Abstrait, sensible, épuré, le ‘Roméo et Juliette’ de Sasha Waltz l’est d’abord par son décor. Un plateau blanc posé sur la scène, prêt à s’ouvrir comme un tombeau à mesure que l’histoire se dévide : c’est sur cette estrade solennelle que se joue le drame, laissant au chœur, omniprésent, un vaste espace d’expression, sur le modèle de la tragédie antique. Avec ce nouvel opéra dansé (et d’ailleurs bien plus dansé que chanté), Sasha Waltz dépouille la tragédie de Shakespeare de ses éléments « superflus » pour n'en puiser que l’essence : l’histoire d’amour et ses émois intemporels, dont elle infuse de bout en bout sa mise en scène extrêmement complexe, quoique d’apparence sobre. Si, des personnages de Shakespeare, elle ne retient qu'un trio de solistes, Juliette (Aurélie Dupont), Roméo (Hervé Moreau) et Père Laurence (Nicolas Paul), la chorégraphe allemande invite à leurs côtés une centaine d’artistes à se produire sur scène. Défi monstrueux dont elle triomphe avec une virtuosité folle.

Les danseurs, vêtus de noir ou de blanc (symbolisme, quand tu nous tiens), assemblés en couples ou en groupes viennent consteller l’espace de postures minimales, se figeant dans d’étroits entrelacements, les bras tendus vers des ailleurs incertains, la peau ruisselant de lumière… Autant de tableaux mouvants dont le pouvoir allégorique n’est pas sans rappeler, formellement, les ‘Révélations' du chorégraphe afro-américain Alvin Ailey.
De la symphonie de Berlioz, Waltz a emprunté le rythme saccadé, les chœurs, l'adaptation libre de la tragédie et, surtout, le romantisme, dans ce qu’il a de plus sombre et de plus puissant, flirtant même dans les moments les plus terribles avec l’esthétique d’un Caspar David Friedrich.

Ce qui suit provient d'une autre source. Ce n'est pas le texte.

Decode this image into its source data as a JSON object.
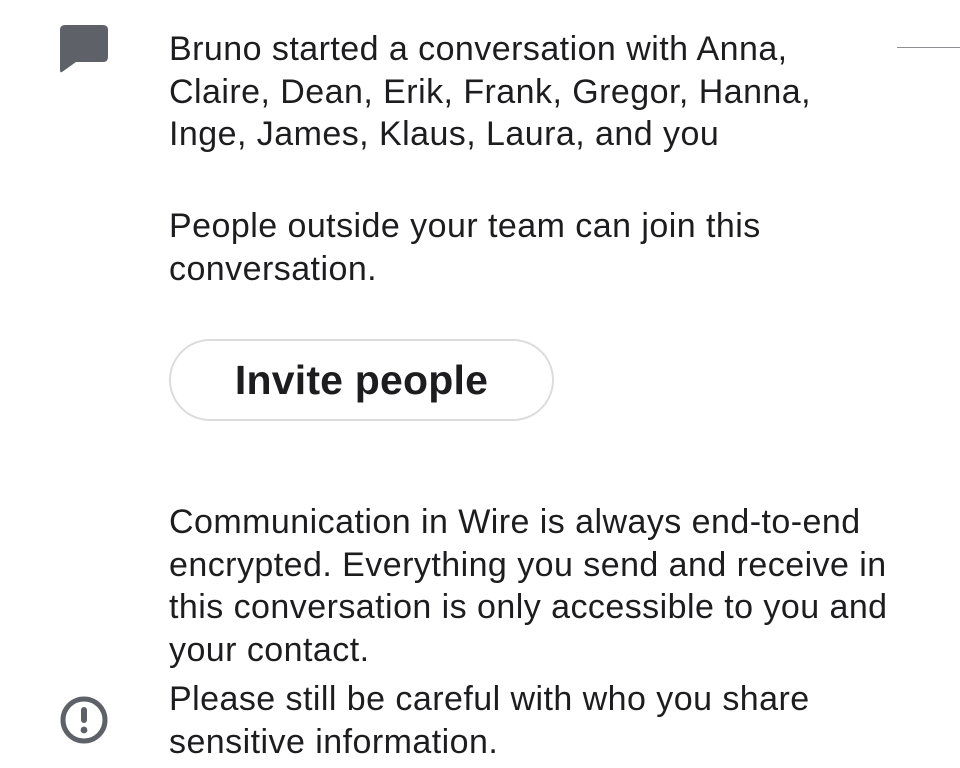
{
  "conversation": {
    "icon": "chat-bubble-icon",
    "started_text": "Bruno started a conversation with Anna, Claire, Dean, Erik, Frank, Gregor, Hanna, Inge, James, Klaus, Laura, and you",
    "guests_text": "People outside your team can join this conversation.",
    "invite_button_label": "Invite people"
  },
  "security_notice": {
    "icon": "exclamation-circle-icon",
    "encryption_text": "Communication in Wire is always end-to-end encrypted. Everything you send and receive in this conversation is only accessible to you and your contact.",
    "careful_text": "Please still be careful with who you share sensitive information."
  },
  "colors": {
    "icon_gray": "#5e6268",
    "text": "#1d1d1f",
    "button_border": "#dcdcde",
    "divider": "#8e8e93"
  }
}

De Shakespeare, elle a conservé les pointes d’humour qui tranchent avec le pathos, et les élans parfois enfantins des amants, déterminés, opprimés – mais jeunes, avant tout. Ainsi, elle n’hésite pas à faire tituber ses danseurs comme des autruches ivres et à les affubler d’une dégaine de zombies disloqués lors du bal masqué des Capulet (déguisement imposé : le tutu pailleté). Une dose de second degré qui contribue à sublimer la grâce de Roméo et Juliette, seuls à se distinguer de la masse. Les scènes d’amour en paraissent d’autant plus légères, aériennes, évanescentes, le duo se liquéfiant dans un mélange subtil de sensualité et de candeur, sur un mode plus classique.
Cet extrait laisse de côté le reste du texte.